I am currently working on my understanding of regression fundamentals and I checked this source (one can find the (even exact) same statement in multiple sources).
In Theorem 3.1.1, the author claims to prove the so called Conditional Expectation Function (CEF) Decomposition property, which states:
Theorem 3.1.1:
We have
$$Y_i=E(Y_i|X_i)+\epsilon_i$$
with the property that $(a)$ $E(\epsilon_i|X_i)=0$ and $(b)$ $E(f(X_i)\epsilon_i)=0$ for any function $f$.
The problem is, the proof only checks $(a)$ and $(b)$ but never checks the actual existence of the decomposition of $Y_i=E(Y_i|X_i)+\epsilon_i$.
The author then claims that
This theorem says that any random variable,
$Y_i$
, can be decomposed into a piece that's "explained by
$X_i$", i.e., the CEF, and a piece left over which is orthogonal to (i.e., uncorrelated with) any function of $X_i$
.
Do we have to prove this or comes this as some sort of assumption (couldn't find it, but surely one could just build the model like this) or is this a result from somewhere else, like factorization lemma or so?
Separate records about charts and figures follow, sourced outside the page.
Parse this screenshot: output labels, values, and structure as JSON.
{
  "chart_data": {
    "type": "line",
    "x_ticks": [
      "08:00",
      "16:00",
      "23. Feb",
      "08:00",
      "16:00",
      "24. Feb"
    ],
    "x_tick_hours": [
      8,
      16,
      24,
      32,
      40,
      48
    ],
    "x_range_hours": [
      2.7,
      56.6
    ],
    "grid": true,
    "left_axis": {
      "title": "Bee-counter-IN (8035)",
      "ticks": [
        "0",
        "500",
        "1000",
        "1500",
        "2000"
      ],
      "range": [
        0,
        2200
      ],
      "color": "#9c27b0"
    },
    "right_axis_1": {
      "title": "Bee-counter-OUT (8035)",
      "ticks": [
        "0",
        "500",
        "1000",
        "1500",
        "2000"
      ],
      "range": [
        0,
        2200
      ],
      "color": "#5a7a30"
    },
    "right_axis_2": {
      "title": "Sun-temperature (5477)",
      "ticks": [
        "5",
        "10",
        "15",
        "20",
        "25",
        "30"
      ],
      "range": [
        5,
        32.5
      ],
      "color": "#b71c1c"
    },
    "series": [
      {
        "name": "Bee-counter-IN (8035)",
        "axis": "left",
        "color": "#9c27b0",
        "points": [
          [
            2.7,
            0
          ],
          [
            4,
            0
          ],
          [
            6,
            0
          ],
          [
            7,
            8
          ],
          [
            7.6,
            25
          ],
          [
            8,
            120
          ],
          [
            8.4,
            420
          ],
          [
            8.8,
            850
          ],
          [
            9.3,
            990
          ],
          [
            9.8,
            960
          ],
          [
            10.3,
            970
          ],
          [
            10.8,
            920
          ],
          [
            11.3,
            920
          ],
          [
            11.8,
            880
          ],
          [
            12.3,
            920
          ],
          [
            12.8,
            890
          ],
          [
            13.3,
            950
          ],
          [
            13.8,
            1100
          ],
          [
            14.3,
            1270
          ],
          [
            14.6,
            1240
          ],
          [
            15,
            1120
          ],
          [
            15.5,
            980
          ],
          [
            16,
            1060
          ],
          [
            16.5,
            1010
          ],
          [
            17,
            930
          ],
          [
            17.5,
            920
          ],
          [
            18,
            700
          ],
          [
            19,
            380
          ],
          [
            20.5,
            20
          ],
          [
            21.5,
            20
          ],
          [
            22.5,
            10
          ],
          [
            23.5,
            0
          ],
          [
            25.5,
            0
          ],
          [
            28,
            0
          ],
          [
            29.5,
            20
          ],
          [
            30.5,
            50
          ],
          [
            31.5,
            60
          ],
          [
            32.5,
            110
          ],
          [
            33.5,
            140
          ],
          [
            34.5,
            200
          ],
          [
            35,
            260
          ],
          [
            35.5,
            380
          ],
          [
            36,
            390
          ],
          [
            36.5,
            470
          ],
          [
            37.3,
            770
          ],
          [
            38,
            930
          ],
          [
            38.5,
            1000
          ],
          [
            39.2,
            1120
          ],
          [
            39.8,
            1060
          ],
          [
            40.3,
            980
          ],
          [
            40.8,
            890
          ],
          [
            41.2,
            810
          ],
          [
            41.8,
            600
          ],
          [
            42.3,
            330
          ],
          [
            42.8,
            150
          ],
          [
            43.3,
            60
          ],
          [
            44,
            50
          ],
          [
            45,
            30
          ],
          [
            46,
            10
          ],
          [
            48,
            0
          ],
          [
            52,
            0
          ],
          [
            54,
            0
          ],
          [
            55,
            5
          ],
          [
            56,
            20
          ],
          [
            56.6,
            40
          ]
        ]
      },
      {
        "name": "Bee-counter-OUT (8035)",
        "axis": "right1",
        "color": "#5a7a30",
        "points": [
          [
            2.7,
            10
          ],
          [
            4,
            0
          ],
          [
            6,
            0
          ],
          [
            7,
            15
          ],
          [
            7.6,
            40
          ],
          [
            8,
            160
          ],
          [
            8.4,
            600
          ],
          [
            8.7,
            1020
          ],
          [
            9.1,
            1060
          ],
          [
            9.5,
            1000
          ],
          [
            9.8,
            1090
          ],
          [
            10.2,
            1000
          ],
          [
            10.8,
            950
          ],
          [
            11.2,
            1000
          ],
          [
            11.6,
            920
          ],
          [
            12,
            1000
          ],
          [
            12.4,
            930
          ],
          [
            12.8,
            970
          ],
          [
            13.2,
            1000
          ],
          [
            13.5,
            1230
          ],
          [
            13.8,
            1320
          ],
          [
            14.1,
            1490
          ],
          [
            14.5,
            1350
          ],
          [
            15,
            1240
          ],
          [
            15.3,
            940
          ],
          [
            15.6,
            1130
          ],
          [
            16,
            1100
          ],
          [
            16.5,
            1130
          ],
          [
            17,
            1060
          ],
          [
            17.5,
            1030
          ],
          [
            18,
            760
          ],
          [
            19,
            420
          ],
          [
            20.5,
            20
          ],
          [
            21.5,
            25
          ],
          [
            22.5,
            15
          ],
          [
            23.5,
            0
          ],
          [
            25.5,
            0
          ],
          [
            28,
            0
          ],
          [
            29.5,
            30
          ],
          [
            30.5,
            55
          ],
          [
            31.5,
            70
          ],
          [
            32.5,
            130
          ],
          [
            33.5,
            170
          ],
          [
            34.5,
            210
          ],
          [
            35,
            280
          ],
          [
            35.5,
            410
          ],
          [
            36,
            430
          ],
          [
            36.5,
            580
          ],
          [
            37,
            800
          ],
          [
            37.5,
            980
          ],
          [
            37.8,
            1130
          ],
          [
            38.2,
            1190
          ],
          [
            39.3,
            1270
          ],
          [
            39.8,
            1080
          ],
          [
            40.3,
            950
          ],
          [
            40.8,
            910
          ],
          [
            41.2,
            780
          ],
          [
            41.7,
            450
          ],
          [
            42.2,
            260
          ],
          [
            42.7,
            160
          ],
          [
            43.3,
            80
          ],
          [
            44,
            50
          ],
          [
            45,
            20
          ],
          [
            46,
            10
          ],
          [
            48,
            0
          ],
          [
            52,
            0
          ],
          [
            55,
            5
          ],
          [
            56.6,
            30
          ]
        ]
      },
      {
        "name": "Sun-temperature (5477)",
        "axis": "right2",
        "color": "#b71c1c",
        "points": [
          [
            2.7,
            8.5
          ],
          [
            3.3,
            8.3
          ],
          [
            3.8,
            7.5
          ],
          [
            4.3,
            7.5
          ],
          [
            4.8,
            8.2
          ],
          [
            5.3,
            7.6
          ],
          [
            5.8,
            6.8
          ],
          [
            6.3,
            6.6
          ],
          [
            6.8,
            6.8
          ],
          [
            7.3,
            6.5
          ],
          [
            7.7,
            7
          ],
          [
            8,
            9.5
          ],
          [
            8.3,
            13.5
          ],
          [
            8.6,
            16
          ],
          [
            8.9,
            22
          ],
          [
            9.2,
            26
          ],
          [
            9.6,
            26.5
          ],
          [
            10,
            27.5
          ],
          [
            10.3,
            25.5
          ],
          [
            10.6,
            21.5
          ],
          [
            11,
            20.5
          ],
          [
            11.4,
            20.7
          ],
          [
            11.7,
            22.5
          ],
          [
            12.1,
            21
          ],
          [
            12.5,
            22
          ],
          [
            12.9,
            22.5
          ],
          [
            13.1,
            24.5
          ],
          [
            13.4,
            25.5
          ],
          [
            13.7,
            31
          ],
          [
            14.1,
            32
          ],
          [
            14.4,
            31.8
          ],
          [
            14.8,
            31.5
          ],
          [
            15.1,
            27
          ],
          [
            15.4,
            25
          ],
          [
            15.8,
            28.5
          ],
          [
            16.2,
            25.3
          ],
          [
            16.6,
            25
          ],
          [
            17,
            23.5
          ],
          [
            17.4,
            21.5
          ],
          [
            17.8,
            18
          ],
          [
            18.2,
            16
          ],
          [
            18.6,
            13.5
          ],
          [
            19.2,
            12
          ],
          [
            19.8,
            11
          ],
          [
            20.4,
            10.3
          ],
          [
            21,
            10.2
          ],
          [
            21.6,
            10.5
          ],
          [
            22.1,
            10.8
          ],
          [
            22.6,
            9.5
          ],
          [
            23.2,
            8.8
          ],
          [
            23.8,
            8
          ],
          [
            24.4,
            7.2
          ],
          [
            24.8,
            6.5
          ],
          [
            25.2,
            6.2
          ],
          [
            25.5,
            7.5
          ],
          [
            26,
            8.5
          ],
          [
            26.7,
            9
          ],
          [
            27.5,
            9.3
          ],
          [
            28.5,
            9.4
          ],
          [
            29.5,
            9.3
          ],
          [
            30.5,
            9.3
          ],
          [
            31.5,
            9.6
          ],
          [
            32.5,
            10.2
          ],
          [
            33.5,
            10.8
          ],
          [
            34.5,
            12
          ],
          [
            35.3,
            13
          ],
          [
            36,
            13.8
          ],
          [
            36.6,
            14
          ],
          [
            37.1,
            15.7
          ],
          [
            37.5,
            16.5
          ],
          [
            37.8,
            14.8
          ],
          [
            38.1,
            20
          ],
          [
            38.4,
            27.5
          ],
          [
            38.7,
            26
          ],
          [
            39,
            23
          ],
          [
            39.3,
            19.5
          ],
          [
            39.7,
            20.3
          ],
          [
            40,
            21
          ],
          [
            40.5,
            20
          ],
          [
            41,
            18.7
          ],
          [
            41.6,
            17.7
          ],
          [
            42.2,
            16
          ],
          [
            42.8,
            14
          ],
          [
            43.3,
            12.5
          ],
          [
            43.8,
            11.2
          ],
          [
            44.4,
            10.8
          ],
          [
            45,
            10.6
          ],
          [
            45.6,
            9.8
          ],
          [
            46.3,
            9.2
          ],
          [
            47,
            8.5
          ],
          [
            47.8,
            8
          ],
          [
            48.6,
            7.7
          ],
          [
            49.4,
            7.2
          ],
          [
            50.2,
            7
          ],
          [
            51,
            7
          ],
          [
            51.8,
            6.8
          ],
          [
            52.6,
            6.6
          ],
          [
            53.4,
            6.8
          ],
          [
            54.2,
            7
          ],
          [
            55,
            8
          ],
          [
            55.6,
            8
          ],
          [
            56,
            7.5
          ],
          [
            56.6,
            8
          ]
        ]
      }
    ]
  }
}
The whole thing sounds a bit sloppy, clearly things like measurability are dropped, but still, what do I miss?
Best Answer
This follows from the equality $$ Y_i=\mathbb E\left[Y_i\mid X_i\right]+Y_i-\mathbb E\left[Y_i\mid X_i\right]; $$ defining $\varepsilon_i:=Y_i-\mathbb E\left[Y_i\mid X_i\right]$ gives that $\mathbb E\left[\varepsilon_i\mid X_i\right]=0$, from which $\mathbb E\left[f\left(X_i\right)\varepsilon_i\right]=0$ follows.